“Vorsprung durch Technik” is a phrase most commonly associated with a leading German car maker. Roughly translated as “advancement through technology”, one might ask the question how is this relevant to music? Well, a car analogy may appear somewhat odd, but if you were to take the aforementioned soundbite and change it slightly to “Vorsprung durch Jazz” (advancement through jazz) and then throw in a large dose of America’s “Pimp my Ride”, Jeremy Clarkson’s head might explode. And that could only be a good thing…
Gebhard Ullmann’s Basement Research celebrate 20 years of making music with their 7th studio album “Hat And Shoes”. Astonishingly, this is Ullmann’s 50th release as a leader or co leader. Undoubtedly Mr Ullmann has been busy. Born in 1957, the multi instrumentalist is one of Germany’s leading musical personalities and one of the most prolific and creatively fertile composer-improvisers working on either side of the Atlantic today. For this album there is an international line-up as he is joined by some of the finest musicians around: Trombonist Steve Swell, saxophonist Julian Arguelles, bassist Pascal Niggenkemper, and drummer Gerald Cleaver. Whilst Ullmann is obviously the driving force for Basement Research, one cannot underestimate the contribution of his fellow musicians. German precision engineering is famous the world over, but not so immediately recognised in the jazz idiom. On this evidence it should be. But what really sets this album apart is the improvisation. How much of Ullman’s music is scored, and how much improv is practically impossible to tell. But what I do know is that without the solid structure to work from, it just isn’t going to build or work in a cohesive way.

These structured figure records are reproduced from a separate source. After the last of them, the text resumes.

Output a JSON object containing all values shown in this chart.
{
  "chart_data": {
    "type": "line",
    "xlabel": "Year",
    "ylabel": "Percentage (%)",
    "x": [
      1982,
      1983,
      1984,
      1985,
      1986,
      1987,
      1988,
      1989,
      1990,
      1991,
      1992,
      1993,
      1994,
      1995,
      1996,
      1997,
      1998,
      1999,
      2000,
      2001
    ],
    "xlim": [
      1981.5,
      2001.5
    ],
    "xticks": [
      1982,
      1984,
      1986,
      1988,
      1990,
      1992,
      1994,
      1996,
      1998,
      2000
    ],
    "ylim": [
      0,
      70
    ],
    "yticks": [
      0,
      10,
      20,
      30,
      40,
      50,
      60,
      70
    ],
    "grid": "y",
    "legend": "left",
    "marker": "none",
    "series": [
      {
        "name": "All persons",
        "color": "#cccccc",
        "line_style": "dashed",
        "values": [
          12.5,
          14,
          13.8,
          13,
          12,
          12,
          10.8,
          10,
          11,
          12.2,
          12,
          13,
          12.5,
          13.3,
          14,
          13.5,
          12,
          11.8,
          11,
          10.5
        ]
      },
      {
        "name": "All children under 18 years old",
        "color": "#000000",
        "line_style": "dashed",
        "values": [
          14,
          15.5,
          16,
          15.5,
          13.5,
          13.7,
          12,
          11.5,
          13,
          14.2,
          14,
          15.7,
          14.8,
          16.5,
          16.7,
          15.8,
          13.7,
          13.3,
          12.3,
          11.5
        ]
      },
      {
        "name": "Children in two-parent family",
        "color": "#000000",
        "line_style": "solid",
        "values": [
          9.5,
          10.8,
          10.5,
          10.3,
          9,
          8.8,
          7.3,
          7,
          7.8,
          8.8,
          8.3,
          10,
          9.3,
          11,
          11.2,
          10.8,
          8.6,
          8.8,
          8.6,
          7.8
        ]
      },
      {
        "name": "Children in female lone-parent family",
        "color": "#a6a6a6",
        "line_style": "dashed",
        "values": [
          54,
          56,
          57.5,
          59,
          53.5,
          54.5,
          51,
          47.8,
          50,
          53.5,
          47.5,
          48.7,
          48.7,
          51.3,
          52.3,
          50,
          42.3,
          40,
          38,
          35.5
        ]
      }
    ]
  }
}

Driving bass and drums open the album, leading the listener into an onslaught of sound that continues to weave, confuse, shock, surprise and delight throughout its entirety. A double-check is required to see that there really are only five musicians performing here. Much of the soloing is outstanding. At times there appear to be several solos taking place all at once. Are they random? I would suggest not, there is integrity throughout, as the interplay and understanding between the band members is tuned in to a place that few would venture to go. The first two tracks journey at a furious pace, with a muscular, energetic and impatient feel to them. As the dust settles and the album drives on, there is subtlety and beauty to be found, especially on “Five” and “Blue Trees and Related Objects”. Incredible soundscapes and individual brilliance from all five protagonists mark this recording out as something special.
If you’re not into free improv then it’s fair to say your ears might struggle with “Hat And Shoes”. On first listen the words “car crash” may come to mind. Your blood pressure will rise and you’ll be thinking about random acts of road rage. If however, it is, then you are in for a treat. You’ll be thinking of excuses to take the four wheels out onto the wide open road just as an excuse to be alone and put this cd on at full volume.
“Vorsprung durch Jazz” – as they should say in Germany.